Micheletto poi è di quei registi che si rendono conto dell’importanza del loro contributo sia all’interpretazione dell’opera che anche al successo dei teatri che lo ospitano. Un’altra esperienza storica importante mi ha dato recentemente una sensibilità particolare: gli 8 anni di gestione del Teatro Regio di Parma da parte della bravissima direttrice generale Annamaria Meo. Gli stupendi cartelloni annuali da lei prodotti, con sempre regie innovative alternate a più tradizionali, avevano però portato molti affezionati tradizionalisti e integralisti dell’opera lirica a non rinnovare l’abbonamento. Va detto che Parma è famoso anche per il suo loggione, che non è che tagli la testa al Toro sulla qualità dell’opera, ma rappresenta certamente un punto di resistenza di ciò che l’opera lirica è stata prevalentemente durante il diciannovesimo secolo e forse nella prima metà del ventesimo. È infatti solo dopo che è cambiata, radicalmente e progressivamente: il focus è così transitato dagli elementi audio dalla musica e dal canto, che pur rimangono principali e continuano a percorrere il loro binario, a quelli invece del video quindi di scenografie fisiche, costumi, luci e dell’uso delle nuove tecniche soprattutto video nella creazione delle scenografie. Micheletto, in una chiacchierata che facemmo al teatro del Maggio Fiorentino in occasione della sua bellissima regia di Alcina di Handel, parlando della figura del dramaturg mi disse che a suo avviso si trattava di una figura che metteva in qualche modo dei limiti alla creatività del regista ma gli toglieva anche molti problemi con le istituzioni teatrali. “Io sono molto contento di lavorare” mi ha confidato “con dei bravi dramaturg: dipende appunto dalla loro professionalità, però il fatto che esista una figura del genere mette al riparo dai disturbi che progetti molto innovativi di regia possono provocare, come distaccare certo pubblico dal piacere di frequentare l’opera”.

Questo è molto rilevante dal punto di vista impresariale, ma i teatri italiani non sono il più delle volte dotati di questa figura.
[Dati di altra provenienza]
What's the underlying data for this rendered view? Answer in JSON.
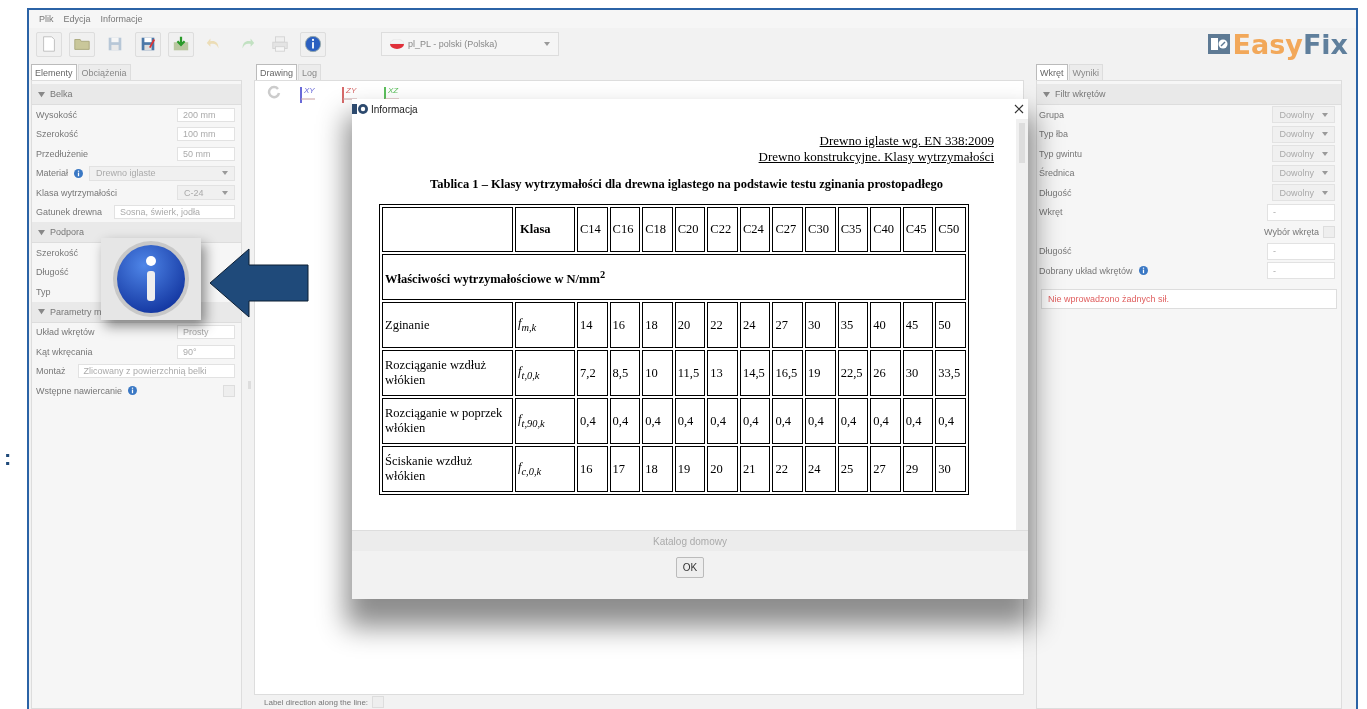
{
  "margin_mark": ":",
  "menu": [
    {
      "label": "Plik"
    },
    {
      "label": "Edycja"
    },
    {
      "label": "Informacje"
    }
  ],
  "toolbar": [
    {
      "kind": "new",
      "disabled": false
    },
    {
      "kind": "open",
      "disabled": false
    },
    {
      "kind": "save",
      "disabled": true
    },
    {
      "kind": "save-as",
      "disabled": false
    },
    {
      "kind": "export",
      "disabled": false
    },
    {
      "kind": "undo",
      "disabled": true
    },
    {
      "kind": "redo",
      "disabled": true
    },
    {
      "kind": "print",
      "disabled": true
    },
    {
      "kind": "info",
      "disabled": false
    }
  ],
  "language": {
    "value": "pl_PL - polski (Polska)"
  },
  "logo": {
    "words": [
      "Easy",
      "Fix"
    ]
  },
  "left_panel": {
    "tabs": [
      {
        "label": "Elementy",
        "selected": true
      },
      {
        "label": "Obciążenia",
        "selected": false
      }
    ],
    "sections": [
      {
        "title": "Belka",
        "expanded": true,
        "rows": [
          {
            "label": "Wysokość",
            "kind": "input",
            "value": "200 mm"
          },
          {
            "label": "Szerokość",
            "kind": "input",
            "value": "100 mm"
          },
          {
            "label": "Przedłużenie",
            "kind": "input",
            "value": "50 mm"
          },
          {
            "label": "Materiał",
            "info": true,
            "kind": "wide-select",
            "value": "Drewno iglaste"
          },
          {
            "label": "Klasa wytrzymałości",
            "kind": "select",
            "value": "C-24"
          },
          {
            "label": "Gatunek drewna",
            "kind": "wide-input",
            "value": "Sosna, świerk, jodła"
          }
        ]
      },
      {
        "title": "Podpora",
        "expanded": true,
        "rows": [
          {
            "label": "Szerokość",
            "kind": "label"
          },
          {
            "label": "Długość",
            "kind": "label"
          },
          {
            "label": "Typ",
            "kind": "label"
          }
        ]
      },
      {
        "title": "Parametry m",
        "expanded": true,
        "rows": [
          {
            "label": "Układ wkrętów",
            "kind": "input",
            "value": "Prosty"
          },
          {
            "label": "Kąt wkręcania",
            "kind": "input",
            "value": "90°"
          },
          {
            "label": "Montaż",
            "kind": "wide-input",
            "value": "Zlicowany z powierzchnią belki"
          },
          {
            "label": "Wstępne nawiercanie",
            "info": true,
            "kind": "checkbox",
            "checked": false
          }
        ]
      }
    ]
  },
  "center": {
    "tabs": [
      {
        "label": "Drawing",
        "selected": true
      },
      {
        "label": "Log",
        "selected": false
      }
    ],
    "views": [
      {
        "label": "XY",
        "color": "#6a6ad8"
      },
      {
        "label": "ZY",
        "color": "#d86a6a"
      },
      {
        "label": "XZ",
        "color": "#5cbf5c"
      }
    ],
    "label_direction": {
      "label": "Label direction along the line:",
      "checked": false
    }
  },
  "dialog": {
    "title": "Informacja",
    "heading": [
      "Drewno iglaste wg. EN 338:2009",
      "Drewno konstrukcyjne. Klasy wytrzymałości"
    ],
    "table_title": "Tablica 1 – Klasy wytrzymałości dla drewna iglastego na podstawie testu zginania prostopadłego",
    "table": [
      {
        "kind": "header",
        "symbol": "Klasa",
        "values": [
          "C14",
          "C16",
          "C18",
          "C20",
          "C22",
          "C24",
          "C27",
          "C30",
          "C35",
          "C40",
          "C45",
          "C50"
        ]
      },
      {
        "kind": "section",
        "label": "Właściwości wytrzymałościowe w N/mm$^{2}$"
      },
      {
        "kind": "data",
        "label": "Zginanie",
        "symbol": "f$_{m,k}$",
        "values": [
          "14",
          "16",
          "18",
          "20",
          "22",
          "24",
          "27",
          "30",
          "35",
          "40",
          "45",
          "50"
        ]
      },
      {
        "kind": "data",
        "label": "Rozciąganie wzdłuż włókien",
        "symbol": "f$_{t,0,k}$",
        "values": [
          "7,2",
          "8,5",
          "10",
          "11,5",
          "13",
          "14,5",
          "16,5",
          "19",
          "22,5",
          "26",
          "30",
          "33,5"
        ]
      },
      {
        "kind": "data",
        "label": "Rozciąganie w poprzek włókien",
        "symbol": "f$_{t,90,k}$",
        "values": [
          "0,4",
          "0,4",
          "0,4",
          "0,4",
          "0,4",
          "0,4",
          "0,4",
          "0,4",
          "0,4",
          "0,4",
          "0,4",
          "0,4"
        ]
      },
      {
        "kind": "data",
        "label": "Ściskanie wzdłuż włókien",
        "symbol": "f$_{c,0,k}$",
        "values": [
          "16",
          "17",
          "18",
          "19",
          "20",
          "21",
          "22",
          "24",
          "25",
          "27",
          "29",
          "30"
        ]
      }
    ],
    "footer": "Katalog domowy",
    "button": "OK"
  },
  "right_panel": {
    "tabs": [
      {
        "label": "Wkręt",
        "selected": true
      },
      {
        "label": "Wyniki",
        "selected": false
      }
    ],
    "section": {
      "title": "Filtr wkrętów",
      "expanded": true
    },
    "rows": [
      {
        "label": "Grupa",
        "kind": "select",
        "value": "Dowolny"
      },
      {
        "label": "Typ łba",
        "kind": "select",
        "value": "Dowolny"
      },
      {
        "label": "Typ gwintu",
        "kind": "select",
        "value": "Dowolny"
      },
      {
        "label": "Średnica",
        "kind": "select",
        "value": "Dowolny"
      },
      {
        "label": "Długość",
        "kind": "select",
        "value": "Dowolny"
      },
      {
        "label": "Wkręt",
        "kind": "input",
        "value": "-",
        "option": {
          "label": "Wybór wkręta",
          "checked": false
        }
      },
      {
        "label": "Długość",
        "kind": "input",
        "value": "-"
      },
      {
        "label": "Dobrany układ wkrętów",
        "info": true,
        "kind": "input",
        "value": "-"
      }
    ],
    "message": "Nie wprowadzono żadnych sił."
  }
}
L’unico che conosco è il teatro Donizetti di Bergamo e il suo Festival, dove Alberto Mattioli grande esperto d’Opera svolge esattamente questa funzione grazie anche alla lungimiranza e alla lucidità di Francesco Micheli, direttore artistico, che vede le regie innovative come fattore necessario, ma anche i loro impatti spesso pesanti sul pubblico tradizionalista dei melomani, che è sempre buona parte del pubblico dell’opera lirica.
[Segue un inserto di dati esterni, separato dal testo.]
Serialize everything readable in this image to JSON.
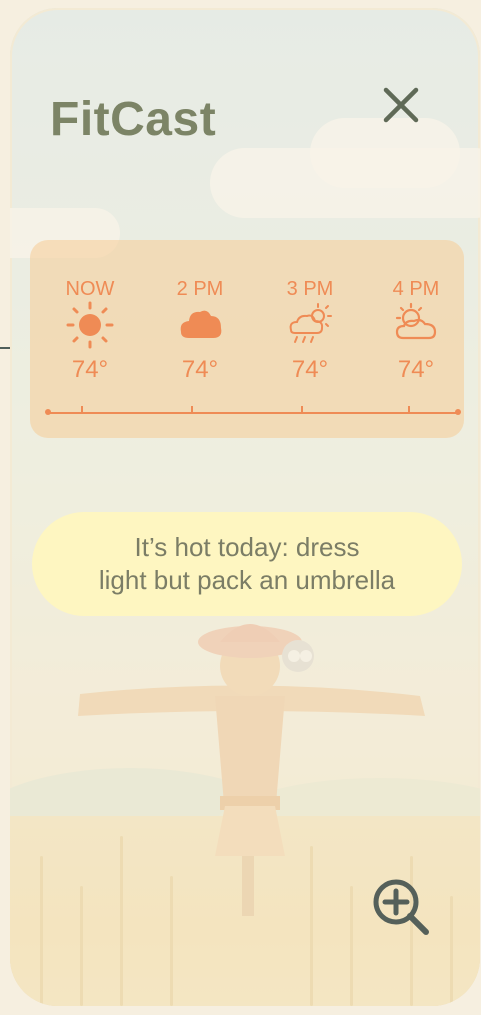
{
  "app": {
    "title": "FitCast"
  },
  "forecast": {
    "hours": [
      {
        "label": "NOW",
        "temp": "74°",
        "icon": "sun-icon"
      },
      {
        "label": "2 PM",
        "temp": "74°",
        "icon": "cloud-icon"
      },
      {
        "label": "3 PM",
        "temp": "74°",
        "icon": "sun-cloud-rain-icon"
      },
      {
        "label": "4 PM",
        "temp": "74°",
        "icon": "partly-cloudy-icon"
      }
    ],
    "accent_color": "#ef8b55"
  },
  "tip": {
    "line1": "It’s hot today: dress",
    "line2": "light but pack an umbrella"
  },
  "icons": {
    "close": "close-icon",
    "zoom": "zoom-in-icon"
  }
}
Non mi dilungo sugli esiti musicali delle due rappresentazioni, dove l’esordio a Roma del direttore Spotti, non ancora trentenne, è stato vincente e così le voci, mentre il Filarmonico ha dimostrato la qualità nello stesso ruolo delle presenze femminili, con la ottima Gianna Fratta, dalla ricca esperienza, a raccogliere meritati e prolungati applausi, insieme a Vinogradov, grande Sarastro, e alla Siminska, virtuosa nel suggestivo personaggio della Regina della notte.